347 reviews14 followers
November 22, 2021
Took me two months to read for various reasons. Not as magical as the first two books of Stella’s I read - the Pilchers fell flat to me, and while this is set in my beloved Cornwall it is set in aristo Cornwall which is as alien to me as the Sahara desert. Odd ending, too. Loved Una though, and there were some magical turns of phrases, and descriptions of landscapes. I’ll read as much Stella as I can get my hands on, still.
Profile Image for Catherine Jeffrey.
865 reviews6 followers
August 30, 2022
Perfect weekend reading . The contrast between the locals of Tregulla and their dislike of the artist visitors is very funny. Only Stella Gibbons could dream up the name The Sadist for the black car belonging to the visitors. The central character Una is quite ghastly and drawn to perfection by the the author.
Profile Image for Meg.
1,335 reviews
July 6, 2024
Written in 1962. Set in Cornwall. A time of upheaval, as old ways clash with new. Has some humorous, slightly snarky moments, but isn't a funny book. Good.
Profile Image for N.S. Ford.
Author 8 books29 followers
May 13, 2022
This review first appeared on my blog - https://nsfordwriter.com - on 7th May 2022.
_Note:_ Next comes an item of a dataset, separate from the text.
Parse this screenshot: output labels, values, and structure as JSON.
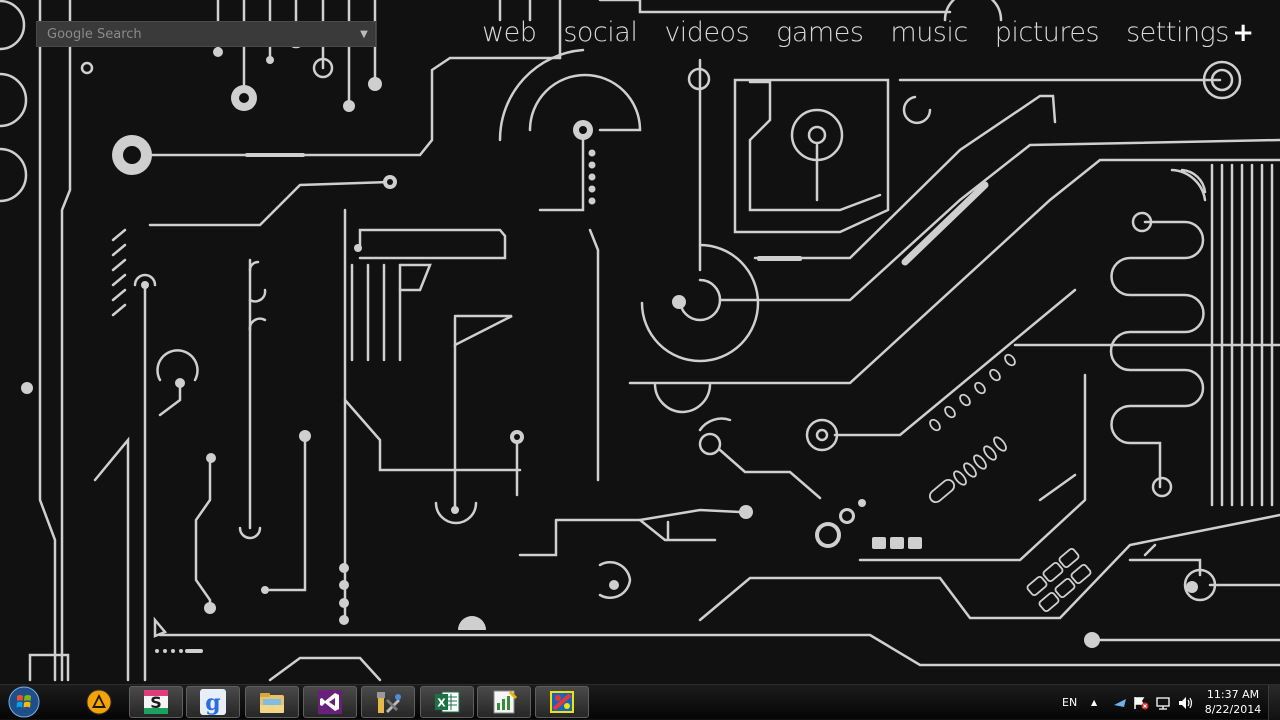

This was a pleasant surprise. One of the author's more obscure books, The Weather at Tregulla was the next to be published after A Pink Front Door. Despite the unpromising title and an unenticing first chapter, this novel turned out to be a good read and quite unusual because the setting is Cornwall, rather than London.

We begin with the predicament of 19-year-old Una, whose dream of leaving the hamlet of Tregulla behind to study drama in London is taken away when her mother dies and leaves no money. Her father does not know how to deal with her and spends most of his time drinking whiskey and growing violets. Life becomes less mundane when a brother and sister, Terence and Emmeline, rent a cottage close by. Una finds herself falling in love with Terence, who only cares for his painting. Meanwhile, Una's best friend Barnabas, a Navy officer, is entranced by Emmeline. However, the newcomers bring friends with them, a constantly arguing working-class artist couple who are going to cause trouble.

I would describe this novel as a tragi-comedy. There are some very amusing moments but it's sad and certainly no fairytale romance. Ominous leaps forward in time and strange digressions keep the narrative interesting. As always with Gibbons' novels, they illustrate the social issues of the day. She pokes gentle fun at the modern arts scene (kitchen sink realism and abstract expressionism being recent inventions when she was writing the book) and scoffs at people being divided into 'modern' kinds / 'beatniks' ('hippies' not being a commonly used term yet) and 'squares'. There's an unpleasant scene with a shark that I'd rather not have read, but the majority of the book was delightful in an existentialist sort of way. It's odd to consider that it was published 30 years after Cold Comfort Farm - there are indeed some parallels but the style of her later books is more natural and contemplative. I hope that Stella Gibbons would be pleased to know that many of her titles are being rediscovered by readers today.